The Catacombs of Priscilla were one of the prominent catacombs of the early Church in Rome and are referred to in early Christian texts as regina catacumbarum, meaning “the queen of the catacombs” because of the many martyrs who were buried there.
The catacombs were lost for several hundred years, after the entrances were blocked to keep out thieves. They were rediscovered in the 16th century, though many of the remains of the martyrs were subsequently removed.
In his homily at Mass, Pope Francis said the martyrs of the Church in the first centuries, those who came to the catacombs to celebrate the Eucharist in safety, many of whom were killed for the faith, have the same identity as the many Christians who are persecuted around the world today.
“Also today there are Christians who are persecuted, more than in the first centuries — more,” he said.
He told the story of an Albanian religious sister who was imprisoned in a re-education camp during the time of communism, who would baptize children in secret, because the priests were forbidden from giving sacraments.

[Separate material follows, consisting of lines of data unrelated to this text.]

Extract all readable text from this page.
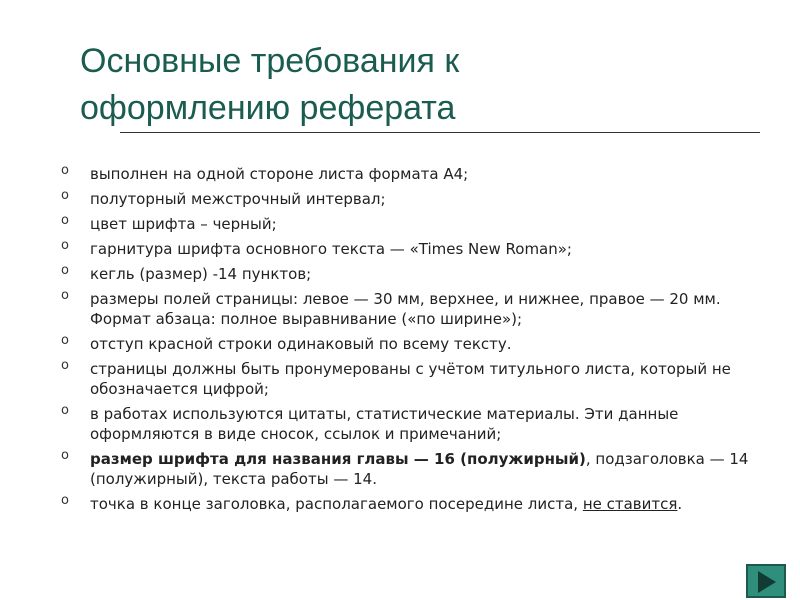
Основные требования к
оформлению реферата
o выполнен на одной стороне листа формата А4;
o полуторный межстрочный интервал;
o цвет шрифта – черный;
o гарнитура шрифта основного текста — «Times New Roman»;
o кегль (размер) -14 пунктов;
o размеры полей страницы: левое — 30 мм, верхнее, и нижнее, правое — 20 мм. Формат абзаца: полное выравнивание («по ширине»);
o отступ красной строки одинаковый по всему тексту.
o страницы должны быть пронумерованы с учётом титульного листа, который не обозначается цифрой;
o в работах используются цитаты, статистические материалы. Эти данные оформляются в виде сносок, ссылок и примечаний;
o размер шрифта для названия главы — 16 (полужирный), подзаголовка — 14 (полужирный), текста работы — 14.
o точка в конце заголовка, располагаемого посередине листа, не ставится.
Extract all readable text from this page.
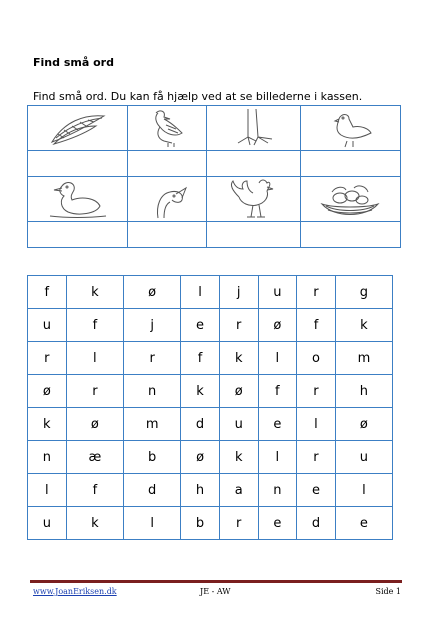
Find små ord
Find små ord. Du kan få hjælp ved at se billederne i kassen.

f	k	ø	l	j	u	r	g
u	f	j	e	r	ø	f	k
r	l	r	f	k	l	o	m
ø	r	n	k	ø	f	r	h
k	ø	m	d	u	e	l	ø
n	æ	b	ø	k	l	r	u
l	f	d	h	a	n	e	l
u	k	l	b	r	e	d	e
www.JoanEriksen.dk	JE - AW	Side 1
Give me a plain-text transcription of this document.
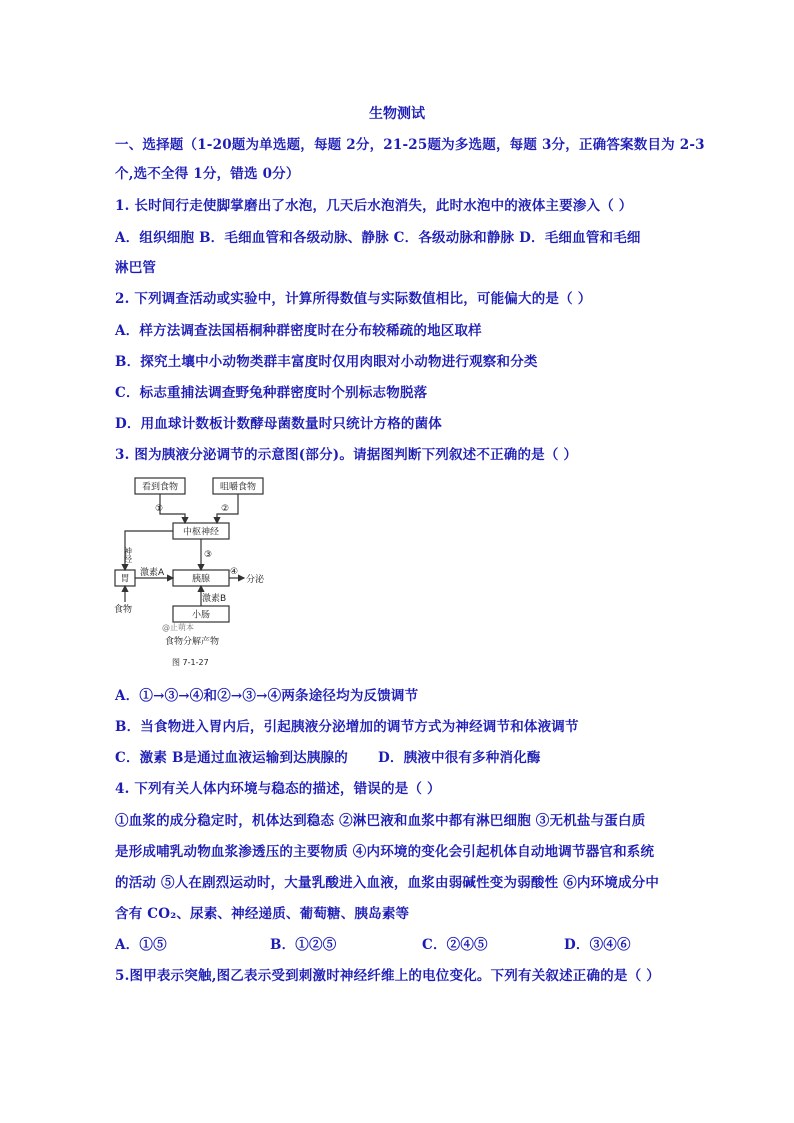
生物测试
一、选择题（1-20题为单选题，每题 2分，21-25题为多选题，每题 3分，正确答案数目为 2-3
个,选不全得 1分，错选 0分）
1. 长时间行走使脚掌磨出了水泡，几天后水泡消失，此时水泡中的液体主要渗入（ ）
A．组织细胞 B．毛细血管和各级动脉、静脉 C．各级动脉和静脉 D．毛细血管和毛细
淋巴管
2. 下列调查活动或实验中，计算所得数值与实际数值相比，可能偏大的是（ ）
A．样方法调查法国梧桐种群密度时在分布较稀疏的地区取样
B．探究土壤中小动物类群丰富度时仅用肉眼对小动物进行观察和分类
C．标志重捕法调查野兔种群密度时个别标志物脱落
D．用血球计数板计数酵母菌数量时只统计方格的菌体
3. 图为胰液分泌调节的示意图(部分)。请据图判断下列叙述不正确的是（ ）
看到食物	咀嚼食物
中枢神经
胃	胰腺
小肠
激素A
激素B
分泌
食物
神经
①	②
③
④
@止萌本
食物分解产物
图 7-1-27
A．①→③→④和②→③→④两条途径均为反馈调节
B．当食物进入胃内后，引起胰液分泌增加的调节方式为神经调节和体液调节
C．激素 B是通过血液运输到达胰腺的 D．胰液中很有多种消化酶
4. 下列有关人体内环境与稳态的描述，错误的是（ ）
①血浆的成分稳定时，机体达到稳态 ②淋巴液和血浆中都有淋巴细胞 ③无机盐与蛋白质
是形成哺乳动物血浆渗透压的主要物质 ④内环境的变化会引起机体自动地调节器官和系统
的活动 ⑤人在剧烈运动时，大量乳酸进入血液，血浆由弱碱性变为弱酸性 ⑥内环境成分中
含有 CO₂、尿素、神经递质、葡萄糖、胰岛素等
A．①⑤	B．①②⑤	C．②④⑤	D．③④⑥
5.图甲表示突触,图乙表示受到刺激时神经纤维上的电位变化。下列有关叙述正确的是（ ）
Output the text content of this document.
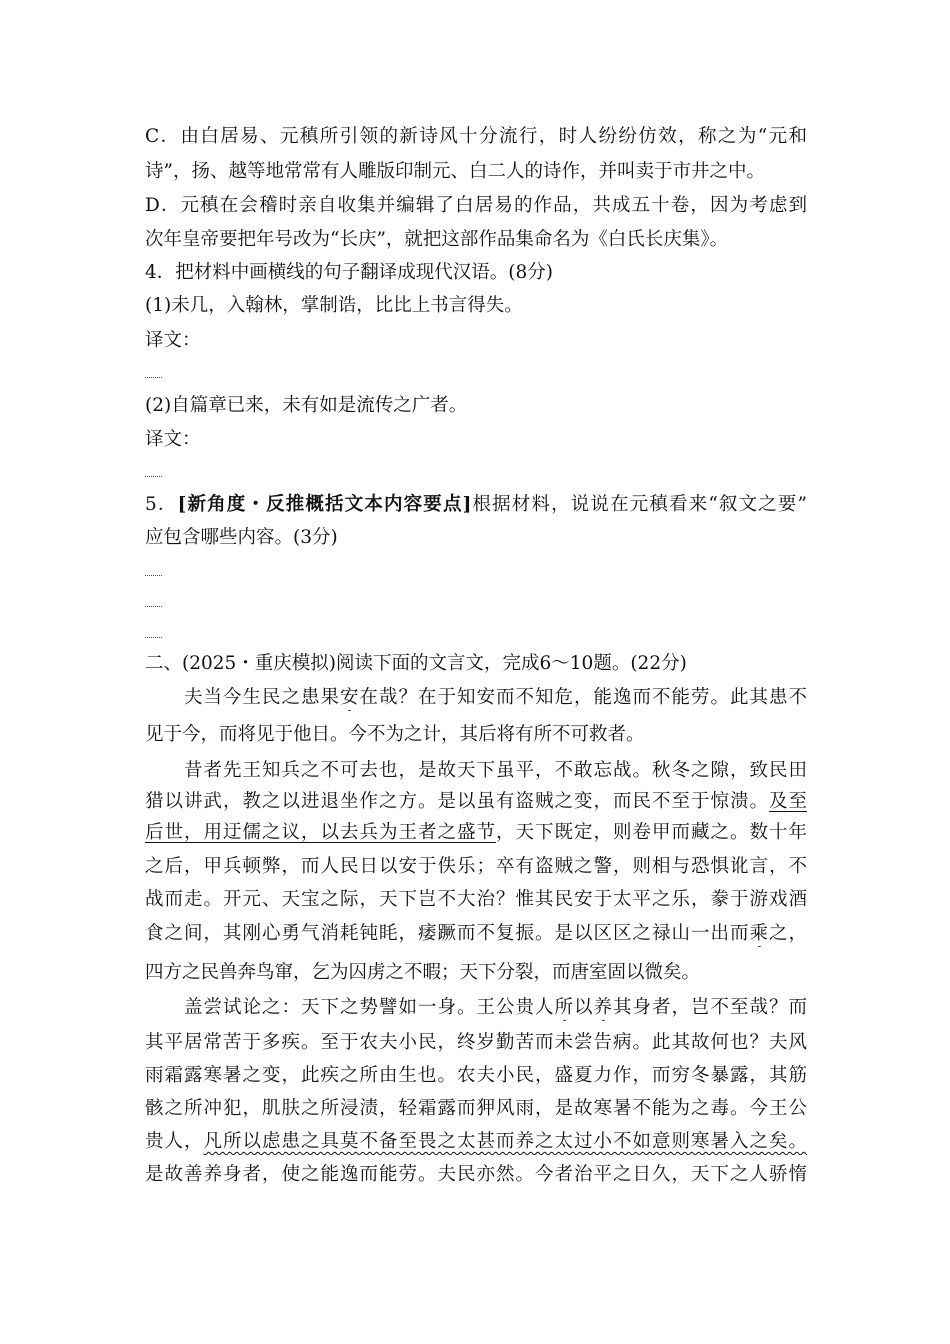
C．由白居易、元稹所引领的新诗风十分流行，时人纷纷仿效，称之为“元和
诗”，扬、越等地常常有人雕版印制元、白二人的诗作，并叫卖于市井之中。
D．元稹在会稽时亲自收集并编辑了白居易的作品，共成五十卷，因为考虑到
次年皇帝要把年号改为“长庆”，就把这部作品集命名为《白氏长庆集》。
4．把材料中画横线的句子翻译成现代汉语。(8分)
(1)未几，入翰林，掌制诰，比比上书言得失。
译文：
(2)自篇章已来，未有如是流传之广者。
译文：
5．[新角度・反推概括文本内容要点]根据材料，说说在元稹看来“叙文之要”
应包含哪些内容。(3分)
二、(2025・重庆模拟)阅读下面的文言文，完成6～10题。(22分)
夫当今生民之患果安在哉？在于知安而不知危，能逸而不能劳。此其患不
见于今，而将见于他日。今不为之计，其后将有所不可救者。
昔者先王知兵之不可去也，是故天下虽平，不敢忘战。秋冬之隙，致民田
猎以讲武，教之以进退坐作之方。是以虽有盗贼之变，而民不至于惊溃。及至
后世，用迂儒之议，以去兵为王者之盛节，天下既定，则卷甲而藏之。数十年
之后，甲兵顿弊，而人民日以安于佚乐；卒有盗贼之警，则相与恐惧讹言，不
战而走。开元、天宝之际，天下岂不大治？惟其民安于太平之乐，豢于游戏酒
食之间，其刚心勇气消耗钝眊，痿蹶而不复振。是以区区之禄山一出而乘之，
四方之民兽奔鸟窜，乞为囚虏之不暇；天下分裂，而唐室固以微矣。
盖尝试论之：天下之势譬如一身。王公贵人所以养其身者，岂不至哉？而
其平居常苦于多疾。至于农夫小民，终岁勤苦而未尝告病。此其故何也？夫风
雨霜露寒暑之变，此疾之所由生也。农夫小民，盛夏力作，而穷冬暴露，其筋
骸之所冲犯，肌肤之所浸渍，轻霜露而狎风雨，是故寒暑不能为之毒。今王公
贵人，凡所以虑患之具莫不备至畏之太甚而养之太过小不如意则寒暑入之矣。
是故善养身者，使之能逸而能劳。夫民亦然。今者治平之日久，天下之人骄惰
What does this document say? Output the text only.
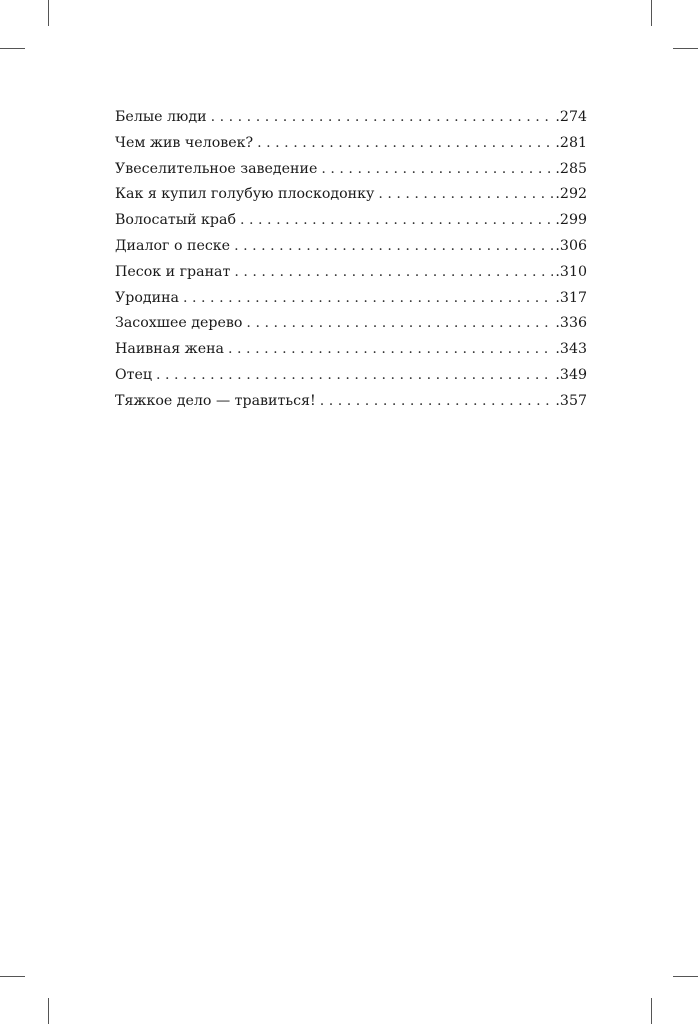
Белые люди . . .	.274
Чем жив человек? . . .	.281
Увеселительное заведение . . .	.285
Как я купил голубую плоскодонку . . .	.292
Волосатый краб . . .	.299
Диалог о песке . . .	.306
Песок и гранат . . .	.310
Уродина . . .	.317
Засохшее дерево . . .	.336
Наивная жена . . .	.343
Отец . . .	.349
Тяжкое дело — травиться! . . .	.357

There were no cups, so the sister used a shoe with river water to baptize the children, he said.
In his homily, Pope Francis also reflected on the beatitudes as the identity of a Christian. “There is no other [identity],” he said. “If you do this, if you live like this, you are a Christian.”
Belonging to a Catholic movement or group is valid, too, he said, but “your identity card” is the beatitudes. “If you do not have this, movements, memberships serve no purpose.”
“Either you live like this or you are not a Christian,” he said, adding that “without this, there is no identity: There is a pretense of being a Christian, but no identity.”
The Pope noted that it was his first time ever visiting the catacombs. After Mass, upon returning to the Vatican, he visited the crypt of St. Peter’s Basilica to spend a moment in prayer for the souls of the deceased popes who are buried there.
It had recently been tradition for popes to say Mass for All Souls’ Day at Rome’s Campo Verano cemetery, founded in the 19th century.
Pope Francis did the same for the first three years of his pontificate, though in 2016 he chose to say the All Souls' Day Mass at Rome's Prima Porta Cemetery instead.
In 2017, he celebrated the feast day Mass in the Sicily-Rome American Cemetery and Memorial in Nettuno, an Italian cemetery for American personnel killed in World War II.
Dedicated in 1956, the Sicily-Rome American Cemetery covers 77 acres, with 7,860 servicemen buried there. A chapel on the grounds holds the names of an additional 3,095 servicemen who went missing in action.
Last year, the Pope said Mass in a cemetery for deceased children and unborn babies called the “Garden of Angels,” located in the Laurentino Cemetery on the outskirts of Rome.